DİCLE FIRAT’IN İSTANBUL GEZİSİ ARDINDAN

Birsen İnal

                    

             DARÜŞŞAFAKALILARLA BİLİM DÜNYASINA YOLCULUK

DAÇKA (Darüşşafaka)’ya ilk gidişimdi. Yerleşkenin girişindeki güvenlikten geçtikten sonra içinde birçok birimi barındıran kocaman bir kampüsten içeri girdiğimi, sonrasında ise içinde mutlu bireylerin yaşadığı her şeyiyle başlı başına bir dünyanın içine girdiğimi görecektim. DAÇKA’nın ana girişinde, hemşehrimiz, gururumuz; Sayın Davut ÖKÜTÇÜ’nün yönetim binasında beni beklediğini söylediler. Bir refakatçi eşliğinde Davut Bey’in yanına gittim. Kısa bir görüşmeden sonra birlikte yemek listesi, İstanbul'un en gözde lokantalarıyla aynı düzeyde olan yemekhaneye gittik. Öğrencilerimiz yemeğe başlamışlardı bile. Bu da daha ilk dakikadan itibaren bende şu intibaı bıraktı; DAÇKA’da, Dicle Fırat Koleji Gezi Grubu için her şey kusursuz bir şekilde planlanmıştı.  Bu konuda başta Darüşşafaka Yönetim Kuruluna ve emeği geçen herkese sonsuz teşekkürler…

  

Davut Ötükçü demişken yaşamına dair bir kesit paylaşmak istedim….

 

Daçka’da kaldığımız süreçte zaman zaman yetkililerle görüşmelerimiz oldu.  Yıllarca başarılı çalışmalara imza atmış “Okul hayattır, hayat da okul…” sözünün yankısının ısıttığı sıcacık yüreğiyle ve güler yüzüyle karşıladı beni  Lise Müdiresi Nimet ATABEK… Nimet Hanım’la gayet samimi ve mütevazı bir sohbete daldık. Aslen Diyarbakırlı olması nedeniyle sohbetimizde eski Diyarbekir’de yer aldı. Bu sıcak sohbet esnasına DAÇKA’nın Robot Kulübünü görmemizi önerdi.  Bu öneriyle hemen o akşam Robot Kulübünü ziyaret ettik. İyi ki de etmişiz.

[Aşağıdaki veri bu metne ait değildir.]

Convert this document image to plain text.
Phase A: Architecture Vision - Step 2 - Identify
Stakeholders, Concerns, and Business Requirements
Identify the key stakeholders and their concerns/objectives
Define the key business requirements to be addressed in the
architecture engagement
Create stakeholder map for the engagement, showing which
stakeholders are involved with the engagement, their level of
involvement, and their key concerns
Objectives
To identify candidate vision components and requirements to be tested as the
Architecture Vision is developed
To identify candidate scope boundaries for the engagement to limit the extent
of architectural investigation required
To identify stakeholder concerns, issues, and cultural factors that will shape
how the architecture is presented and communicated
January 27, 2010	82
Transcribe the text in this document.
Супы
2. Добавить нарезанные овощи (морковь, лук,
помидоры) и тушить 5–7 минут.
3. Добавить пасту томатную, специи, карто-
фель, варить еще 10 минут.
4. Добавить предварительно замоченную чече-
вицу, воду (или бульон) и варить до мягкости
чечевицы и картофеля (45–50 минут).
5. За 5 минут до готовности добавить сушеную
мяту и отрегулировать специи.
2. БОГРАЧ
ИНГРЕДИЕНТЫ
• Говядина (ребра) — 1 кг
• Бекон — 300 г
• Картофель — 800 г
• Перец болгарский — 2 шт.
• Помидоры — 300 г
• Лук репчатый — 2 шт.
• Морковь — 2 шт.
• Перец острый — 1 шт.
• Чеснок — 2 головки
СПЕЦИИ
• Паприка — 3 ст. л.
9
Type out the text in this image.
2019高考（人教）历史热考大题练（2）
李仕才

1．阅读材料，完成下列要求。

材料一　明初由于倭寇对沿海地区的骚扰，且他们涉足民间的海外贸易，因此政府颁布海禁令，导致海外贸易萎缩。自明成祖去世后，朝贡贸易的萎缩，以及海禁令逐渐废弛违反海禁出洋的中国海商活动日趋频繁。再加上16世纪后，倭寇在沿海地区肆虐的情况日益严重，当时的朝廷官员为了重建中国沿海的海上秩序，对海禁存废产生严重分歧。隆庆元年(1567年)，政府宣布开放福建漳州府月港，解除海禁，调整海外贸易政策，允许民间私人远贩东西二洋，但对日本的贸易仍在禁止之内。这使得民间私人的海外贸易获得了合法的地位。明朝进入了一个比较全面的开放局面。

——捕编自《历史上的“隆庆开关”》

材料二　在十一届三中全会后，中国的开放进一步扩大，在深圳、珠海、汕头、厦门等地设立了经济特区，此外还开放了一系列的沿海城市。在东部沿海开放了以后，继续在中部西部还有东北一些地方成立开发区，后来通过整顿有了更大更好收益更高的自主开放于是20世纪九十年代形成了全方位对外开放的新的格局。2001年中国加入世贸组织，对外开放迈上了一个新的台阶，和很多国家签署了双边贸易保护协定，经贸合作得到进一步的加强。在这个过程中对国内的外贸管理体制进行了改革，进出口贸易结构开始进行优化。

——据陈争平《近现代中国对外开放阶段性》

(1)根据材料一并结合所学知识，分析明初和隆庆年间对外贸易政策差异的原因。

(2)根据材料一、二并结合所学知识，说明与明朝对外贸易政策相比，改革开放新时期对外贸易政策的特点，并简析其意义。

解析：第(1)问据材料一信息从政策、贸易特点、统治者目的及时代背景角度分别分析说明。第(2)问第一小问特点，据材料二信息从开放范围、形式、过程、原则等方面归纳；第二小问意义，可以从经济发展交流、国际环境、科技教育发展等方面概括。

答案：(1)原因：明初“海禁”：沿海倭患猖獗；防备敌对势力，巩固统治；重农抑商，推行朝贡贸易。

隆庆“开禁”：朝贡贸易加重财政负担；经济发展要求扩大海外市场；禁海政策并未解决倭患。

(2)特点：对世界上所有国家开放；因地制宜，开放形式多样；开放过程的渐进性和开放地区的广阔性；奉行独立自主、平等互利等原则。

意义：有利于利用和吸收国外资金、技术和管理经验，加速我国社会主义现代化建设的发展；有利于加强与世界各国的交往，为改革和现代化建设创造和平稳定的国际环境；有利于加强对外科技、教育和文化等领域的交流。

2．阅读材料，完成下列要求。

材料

Robot Kulübünde her biri diğerinden tatlı, saygılı ve bir o kadar da başarılı GENÇ BİLİM İNSANLARI ile karşılaştık. Bir anda öğrencilerimiz arasında güzel bir kaynaşma oldu. Öğrencilerimize çalışmaları hakkında brifing verirlerken bu bilim insanlarına hayran kaldım adeta. Öğretmenleri Müge TUVAY ve Nihal GÜNEŞ rehberliğinde sürdürdükleri bu çok değerli projeler hakkında söyleşme fikri oluşuverdi bende. Konuyu açtığımda olumlu yanıt alınca, çocuklarla hemen oracıkta yaptık bilim yolculuğuna dair bu söyleşiyi.

 

 

________________ Merhaba Gençler! Sizleri kısaca tanıyabilir miyiz?

Merhaba ben Şevval Öztürk. 13 yaşındayım. 8. Sınıf öğrencisiyim. Kitap okumayı, keman çalmayı, voleybol oynamayı çok severim. Robot kulübünde olmaktan mutluyum öğrenmeyi sevdiğimden ve ilgi duyduğumdan dolayı buradayım.

Merhaba ben Cansu Akdaş. 13 yaşındayım. 7. Sınıf öğrencisiyim. Keman çalmayı basketbol oynamayı ve müzik dinlemeyi çok severim. Robot kulübünde olmayı seviyorum ve ilgi duyduğum için bu kulübü tercih ediyorum.

Merhaba ben Beril Diyaribekirlio. 12 yaşındayım. 7. Sınıf öğrencisiyim. Basketbol oynamaktan, kitap okumaktan ve gitar çalmaktan zevk alırım. Robot kulübünün bir üyesi olduğum için çok mutluyum. Robot kulübünün gelecekte bana katacaklarından ve burada öğrenirken eğlendiğim için buradayım.

Merhaba ben Ceren Ulusoy. 13 yaşındayım. 8. Sınıf öğrencisiyim. Kitap okumayı, müzik dinlemeyi ve jimnastik yapmayı çok severim. Robot kulübünde yer aldığım için çok mutluyum. Araştırma yapmayı ve yeni şeyler öğrenmeyi sevdiğim için buradayım.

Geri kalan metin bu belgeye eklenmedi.